- Service Request Calls to 311
- Crime Report Calls to 911
The project deals with the data extraction and exploratory analysis of calls to 311 and 911 in the 5 borough area of New York City. It is based on data publicly available in NYC’s open data trove.
We enrich that data with IRS data on median (declared) income and jobless rate, police data on crime and hopefully (one day) with educational achievement data.
We reveal correlations and generally speaking associations between types of calls, organized according to various categories and spatially structured by zip codes. This is more precise than the census tract scale, the which normally includes many ZIP codes. Our approach is not only to extract correlations but also to try to detect evolution patterns and from that to enter the area of temporal analysis. Applications and uses are plenty: socially, for business and for city administrators alike.
The full processing pipeline for data mining is provided. Several examples of API implementation are also provided in particular, but not only, to query Google map based on direction and/or GPS coordinates.

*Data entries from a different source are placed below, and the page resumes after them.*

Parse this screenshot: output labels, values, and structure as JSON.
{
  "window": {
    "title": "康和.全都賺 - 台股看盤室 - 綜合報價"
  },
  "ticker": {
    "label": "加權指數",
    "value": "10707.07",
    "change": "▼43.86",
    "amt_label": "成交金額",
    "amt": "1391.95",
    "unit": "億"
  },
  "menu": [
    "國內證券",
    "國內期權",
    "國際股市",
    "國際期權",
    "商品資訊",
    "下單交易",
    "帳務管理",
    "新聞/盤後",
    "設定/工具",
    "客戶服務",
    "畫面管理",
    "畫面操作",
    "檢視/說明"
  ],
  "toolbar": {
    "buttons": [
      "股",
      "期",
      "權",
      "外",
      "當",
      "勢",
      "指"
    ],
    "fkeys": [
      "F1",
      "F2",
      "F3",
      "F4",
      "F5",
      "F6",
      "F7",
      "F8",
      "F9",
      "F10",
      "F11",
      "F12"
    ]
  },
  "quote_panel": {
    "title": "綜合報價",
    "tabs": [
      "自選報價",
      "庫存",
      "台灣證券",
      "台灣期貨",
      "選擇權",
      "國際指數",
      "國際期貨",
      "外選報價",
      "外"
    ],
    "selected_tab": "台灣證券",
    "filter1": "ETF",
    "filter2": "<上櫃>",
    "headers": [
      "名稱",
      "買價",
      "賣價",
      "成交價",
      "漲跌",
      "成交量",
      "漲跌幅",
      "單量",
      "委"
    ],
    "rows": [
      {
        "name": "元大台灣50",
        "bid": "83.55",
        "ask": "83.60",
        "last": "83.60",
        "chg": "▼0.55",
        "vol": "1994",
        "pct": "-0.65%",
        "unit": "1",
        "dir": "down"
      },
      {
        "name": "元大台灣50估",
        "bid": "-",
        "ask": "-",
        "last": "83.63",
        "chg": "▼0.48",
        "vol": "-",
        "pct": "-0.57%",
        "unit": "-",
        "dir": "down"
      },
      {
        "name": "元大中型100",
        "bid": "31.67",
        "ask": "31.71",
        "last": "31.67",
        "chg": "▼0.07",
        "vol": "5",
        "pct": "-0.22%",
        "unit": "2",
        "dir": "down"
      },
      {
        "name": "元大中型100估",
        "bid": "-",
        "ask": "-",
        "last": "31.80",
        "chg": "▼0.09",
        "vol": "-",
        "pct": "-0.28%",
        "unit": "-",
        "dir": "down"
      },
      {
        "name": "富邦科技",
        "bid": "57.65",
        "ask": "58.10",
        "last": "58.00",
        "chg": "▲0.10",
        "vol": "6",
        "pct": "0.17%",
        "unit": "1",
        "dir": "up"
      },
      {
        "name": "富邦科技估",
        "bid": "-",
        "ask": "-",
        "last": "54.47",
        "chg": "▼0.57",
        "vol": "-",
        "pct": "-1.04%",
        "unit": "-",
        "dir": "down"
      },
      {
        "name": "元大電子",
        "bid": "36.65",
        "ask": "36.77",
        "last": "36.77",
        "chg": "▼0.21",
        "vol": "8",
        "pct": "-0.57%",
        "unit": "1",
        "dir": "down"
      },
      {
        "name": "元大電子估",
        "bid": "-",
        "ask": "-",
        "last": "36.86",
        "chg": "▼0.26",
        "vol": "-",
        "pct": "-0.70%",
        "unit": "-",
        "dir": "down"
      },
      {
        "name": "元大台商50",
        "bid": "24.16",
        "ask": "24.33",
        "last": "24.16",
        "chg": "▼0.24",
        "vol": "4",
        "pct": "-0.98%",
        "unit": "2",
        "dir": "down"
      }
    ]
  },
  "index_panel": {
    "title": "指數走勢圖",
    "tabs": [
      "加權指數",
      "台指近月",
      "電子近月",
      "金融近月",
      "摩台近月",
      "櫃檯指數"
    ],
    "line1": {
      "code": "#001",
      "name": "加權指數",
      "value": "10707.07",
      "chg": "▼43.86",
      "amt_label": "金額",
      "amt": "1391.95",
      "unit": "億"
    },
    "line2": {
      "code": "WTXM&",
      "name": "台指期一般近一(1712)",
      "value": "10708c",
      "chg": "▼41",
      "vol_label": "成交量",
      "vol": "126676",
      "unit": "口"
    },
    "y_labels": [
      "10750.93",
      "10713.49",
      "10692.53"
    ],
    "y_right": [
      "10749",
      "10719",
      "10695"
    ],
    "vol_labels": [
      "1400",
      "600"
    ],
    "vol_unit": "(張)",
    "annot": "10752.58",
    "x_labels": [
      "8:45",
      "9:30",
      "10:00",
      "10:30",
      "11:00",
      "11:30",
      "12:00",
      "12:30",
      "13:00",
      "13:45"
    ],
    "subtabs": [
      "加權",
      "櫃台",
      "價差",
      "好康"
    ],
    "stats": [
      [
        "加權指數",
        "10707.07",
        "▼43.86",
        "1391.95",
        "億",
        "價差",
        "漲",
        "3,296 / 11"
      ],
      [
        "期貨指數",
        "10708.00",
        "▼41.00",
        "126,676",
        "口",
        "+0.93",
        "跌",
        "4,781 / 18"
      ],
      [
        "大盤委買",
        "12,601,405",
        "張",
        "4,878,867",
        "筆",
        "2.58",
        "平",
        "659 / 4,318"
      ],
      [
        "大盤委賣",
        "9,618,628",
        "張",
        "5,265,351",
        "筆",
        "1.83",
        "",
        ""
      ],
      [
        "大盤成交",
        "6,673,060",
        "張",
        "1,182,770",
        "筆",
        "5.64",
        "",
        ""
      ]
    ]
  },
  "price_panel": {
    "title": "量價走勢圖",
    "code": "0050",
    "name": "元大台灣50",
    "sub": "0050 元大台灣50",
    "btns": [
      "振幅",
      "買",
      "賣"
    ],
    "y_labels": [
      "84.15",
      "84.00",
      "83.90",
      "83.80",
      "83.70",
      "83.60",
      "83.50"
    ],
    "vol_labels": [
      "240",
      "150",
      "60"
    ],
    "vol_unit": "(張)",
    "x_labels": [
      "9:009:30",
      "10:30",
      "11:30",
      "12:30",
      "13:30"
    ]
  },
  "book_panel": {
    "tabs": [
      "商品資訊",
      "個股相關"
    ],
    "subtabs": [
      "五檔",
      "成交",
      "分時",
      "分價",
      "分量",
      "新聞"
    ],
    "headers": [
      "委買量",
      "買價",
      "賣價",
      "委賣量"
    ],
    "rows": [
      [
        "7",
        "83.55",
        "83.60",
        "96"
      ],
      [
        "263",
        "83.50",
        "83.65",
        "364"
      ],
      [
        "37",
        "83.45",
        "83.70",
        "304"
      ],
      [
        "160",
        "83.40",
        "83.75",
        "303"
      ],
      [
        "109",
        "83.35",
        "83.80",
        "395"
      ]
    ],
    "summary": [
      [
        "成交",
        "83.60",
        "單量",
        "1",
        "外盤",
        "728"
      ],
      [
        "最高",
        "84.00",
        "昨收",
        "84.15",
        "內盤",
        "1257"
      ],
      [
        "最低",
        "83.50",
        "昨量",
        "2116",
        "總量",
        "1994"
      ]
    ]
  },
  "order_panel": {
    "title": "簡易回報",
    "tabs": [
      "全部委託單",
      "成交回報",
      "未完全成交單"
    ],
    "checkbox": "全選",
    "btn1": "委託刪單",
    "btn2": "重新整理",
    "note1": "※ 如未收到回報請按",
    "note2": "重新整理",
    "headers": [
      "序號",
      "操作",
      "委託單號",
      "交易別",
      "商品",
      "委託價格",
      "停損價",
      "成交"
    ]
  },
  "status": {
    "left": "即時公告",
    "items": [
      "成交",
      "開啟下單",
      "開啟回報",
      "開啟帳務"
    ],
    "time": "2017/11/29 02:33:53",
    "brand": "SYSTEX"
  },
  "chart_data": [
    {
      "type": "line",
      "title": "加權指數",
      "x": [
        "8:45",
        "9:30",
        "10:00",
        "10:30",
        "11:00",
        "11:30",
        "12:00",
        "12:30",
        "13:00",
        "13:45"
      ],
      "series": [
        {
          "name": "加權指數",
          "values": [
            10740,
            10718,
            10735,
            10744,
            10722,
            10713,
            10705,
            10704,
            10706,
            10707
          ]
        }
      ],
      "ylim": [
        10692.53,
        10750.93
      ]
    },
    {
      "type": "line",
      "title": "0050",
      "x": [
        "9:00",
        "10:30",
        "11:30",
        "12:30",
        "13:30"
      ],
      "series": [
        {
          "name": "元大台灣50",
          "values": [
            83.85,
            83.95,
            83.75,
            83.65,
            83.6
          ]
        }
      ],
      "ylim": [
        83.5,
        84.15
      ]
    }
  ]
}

Note: Since July 2018, Google has stopped granting a previously rate-limited but free access to its geo-mapping data, via its geo-location API. For that reason users will need to be equipped with a pay per use API key (obtained by opening an proper account on Google’s platform) to be able to use the API implementation provided here. As an alternative OpenStreetMap can be tapped but no API implementation is provided for it here.
In very broad, non-exhaustive terms, we considered:
- Classification
- Clustering
- Geo-correlative study (GPS data for each complaint is available)
- Density estimation (mechanisms which generate the data)
- Predictibility of complaints, e.g.:
- use 2013 as training set and estimate trends in 2014
- detect micro trends that announce correlated complaints, taking seasonality into account and wealth level of the district where the complaint originates.
Techniques used are CA, MCA, PCA, Hierarchical Clustering and kNN. A Random Forest based approach may be added at a future date.
- Linear Dimensional Reduction (LDR) techniques used are CA, SVD, PCA MCA are presented here.
- Only one non-Linear methods (NLDR), Hierarchical Clustering with k-Means consolidation, is provided.
- In time, three learning techniques are to be applied to the data set:
- t-SNE for visualization (non-parametric)
- UMAP for visualization (parametric)
- Random Forest for prediction (parametric)
All the code included here is extensively commented:
- R: for data extraction and exploration
- Python: for machine learning processing